Sunday, June 3, 2012

My Early Education


As a young child I was absolutely in love with learning. Before I ever started school, I wanted to be prepared. I read on a second grade level before kindergarten, knew how to do basic math and was learning my multiplication tables through pestering everyone around me to teach me things that I knew were associated with school. My parents, instead of answering my questions told me to not bother them, but to look it up, pointing me toward the dictionary for reading and the math books that they bought me to keep me quiet, for math.
So when I entered kindergarten, I was very disappointed that there was almost no learning done; instead we were set to play projects. We built forts with the building blocks. We did crafts much like those done in vacation bible school. We learned games. There was some attempt to teach the alphabet.
Then came first grade. Here we actually got to learn. Not only that, but we could do so at our own pace. For those of us who were faster than the rest of the class, we were allowed to advance and actually begin the coursework for second grade. In this advanced group were three girls, myself, and my best friend Jerry. Jerry worked at it more because I wanted him to advance with me, and the fact that the cute girls were in the advanced group. Jerry and I both had an early attraction to girls. If we had continued living in that school district, I would have advanced past the second grade and straight into the third. But we moved.
I remember when I first moved into the community where I now live. It was less than a quarter the size of the place in which I had lived my entire young life up until that point. The new school system that I found myself in did not support grade advancement. (Of course, they would happily hold back young boys as many years as they liked to have them big and powerful when they got to high school football.)
So I started second grade, happily looking forward to more learning. What I got was the worst school experience of my life. I had become accustomed to working at my own accelerated pace, and doing independent reading. Yet in my new class if I finished work before the rest of the class I received a paddling. I was told that I was disrupting the class. At first, when I finished my work I would ask for more. I got paddled. So then when I finished, I would try to get something to read. I was paddled. Then I bought my own material to read. I was paddled. Next when I finished I would try to sit quietly. I was paddled. I tried, when I was finished, putting my head down. I was paddled. I even tried writing after I was finished. I was paddled. I was paddled every day, four to eight times a day, the entire school year. My mother spoke to the principal about it and was told that there wasn’t anything that she could do and that the teacher was within her rights.
I had other kids in the class see how the teacher treated me, and felt that it was okay for them to treat me poorly as well. That was fine by the teacher. No one ever got into trouble, unless I tried to stand up for myself, or fought back. Then I got paddled. One time the teacher left the room and left a student as class monitor. He felt that he could come over and hit on me. I ducked my head under my elbow and his pencil broke on my elbow. I got paddled.
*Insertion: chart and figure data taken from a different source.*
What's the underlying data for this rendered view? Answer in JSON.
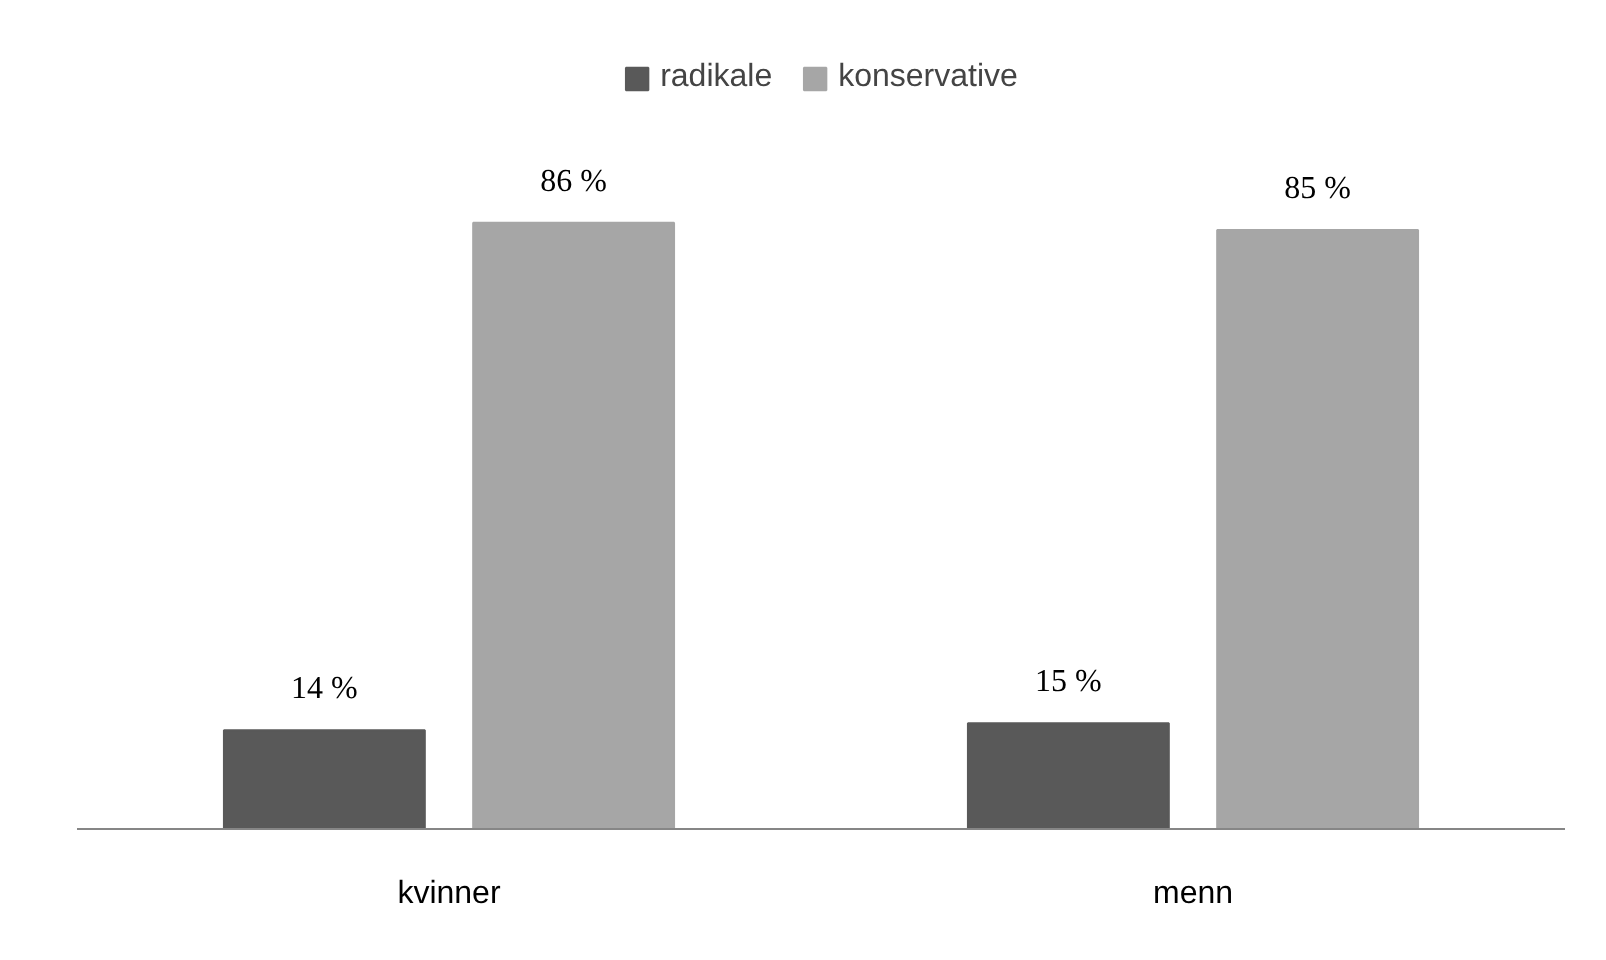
{
  "chart_data": {
    "type": "bar",
    "categories": [
      "kvinner",
      "menn"
    ],
    "series": [
      {
        "name": "radikale",
        "color": "#595959",
        "values": [
          14,
          15
        ],
        "value_labels": [
          "14 %",
          "15 %"
        ]
      },
      {
        "name": "konservative",
        "color": "#a6a6a6",
        "values": [
          86,
          85
        ],
        "value_labels": [
          "86 %",
          "85 %"
        ]
      }
    ],
    "legend": "top",
    "tick_labels": "x"
  }
}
I have always been large for my age. At my new school, and with the apparent disregard that my teacher had for me, many of the boys saw me as a target to make their reputation on. I had been taught all of my life not to fight. Yet every day on the playground one bully or another decided that I was going to fight them. I never fought back, but I also never went down. I took punches, kicks, chokeholds, sticks, rocks, and once even a brick, but I never fought back, and I never went down. Yet each day after recess it would be reported to the teacher, or the teacher would have watched, and I received a paddling.
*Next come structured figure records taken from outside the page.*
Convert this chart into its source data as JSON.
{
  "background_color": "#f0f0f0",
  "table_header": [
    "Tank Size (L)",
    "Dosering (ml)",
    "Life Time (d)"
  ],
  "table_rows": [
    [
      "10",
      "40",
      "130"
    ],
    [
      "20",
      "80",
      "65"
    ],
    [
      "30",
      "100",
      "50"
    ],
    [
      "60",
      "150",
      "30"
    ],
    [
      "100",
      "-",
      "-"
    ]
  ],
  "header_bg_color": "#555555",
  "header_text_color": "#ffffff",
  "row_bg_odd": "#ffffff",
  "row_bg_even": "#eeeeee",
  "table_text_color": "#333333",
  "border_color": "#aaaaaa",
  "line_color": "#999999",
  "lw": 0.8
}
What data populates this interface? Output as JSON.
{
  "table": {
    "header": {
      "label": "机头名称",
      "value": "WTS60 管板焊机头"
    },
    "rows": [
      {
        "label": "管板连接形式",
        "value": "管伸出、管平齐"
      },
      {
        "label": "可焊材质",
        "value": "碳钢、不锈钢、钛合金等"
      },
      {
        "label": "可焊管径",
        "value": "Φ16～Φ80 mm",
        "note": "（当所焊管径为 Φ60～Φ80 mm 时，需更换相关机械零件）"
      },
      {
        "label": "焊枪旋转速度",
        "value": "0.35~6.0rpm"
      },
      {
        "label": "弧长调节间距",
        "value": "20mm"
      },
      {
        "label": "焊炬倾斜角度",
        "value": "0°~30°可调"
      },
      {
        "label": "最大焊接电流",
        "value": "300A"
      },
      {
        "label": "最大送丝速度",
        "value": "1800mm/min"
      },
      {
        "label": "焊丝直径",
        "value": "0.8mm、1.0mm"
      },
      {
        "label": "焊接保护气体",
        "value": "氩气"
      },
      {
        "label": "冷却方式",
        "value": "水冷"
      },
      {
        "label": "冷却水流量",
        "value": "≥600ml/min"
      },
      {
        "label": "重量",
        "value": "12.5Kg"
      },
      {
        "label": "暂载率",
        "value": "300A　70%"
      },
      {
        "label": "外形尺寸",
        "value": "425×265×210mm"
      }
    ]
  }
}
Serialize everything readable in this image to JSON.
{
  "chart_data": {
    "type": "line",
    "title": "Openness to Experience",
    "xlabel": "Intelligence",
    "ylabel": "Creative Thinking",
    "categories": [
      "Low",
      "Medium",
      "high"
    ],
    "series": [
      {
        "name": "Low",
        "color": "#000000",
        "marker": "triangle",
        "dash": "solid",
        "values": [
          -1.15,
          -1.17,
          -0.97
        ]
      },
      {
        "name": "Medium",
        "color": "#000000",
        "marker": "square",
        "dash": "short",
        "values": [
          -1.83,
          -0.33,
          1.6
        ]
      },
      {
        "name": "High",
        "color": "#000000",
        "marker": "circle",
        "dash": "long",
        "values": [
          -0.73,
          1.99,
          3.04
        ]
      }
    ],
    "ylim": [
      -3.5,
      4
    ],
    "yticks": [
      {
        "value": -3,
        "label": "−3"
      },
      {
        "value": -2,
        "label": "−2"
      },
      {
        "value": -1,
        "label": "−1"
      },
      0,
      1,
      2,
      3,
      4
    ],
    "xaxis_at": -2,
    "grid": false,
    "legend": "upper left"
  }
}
At the beginning of the school year I had been accepted by the kids in my school, especially due to my joining the games of football. They all wanted me at first because no one could tackle me. But it was not long at all before I was no longer accepted on anyone’s team and I was shunned by all the other kids. I had become the outsider. The boy that was in constant trouble. The boy that was paddled in the hall several times a day. No one wanted to be associated with that.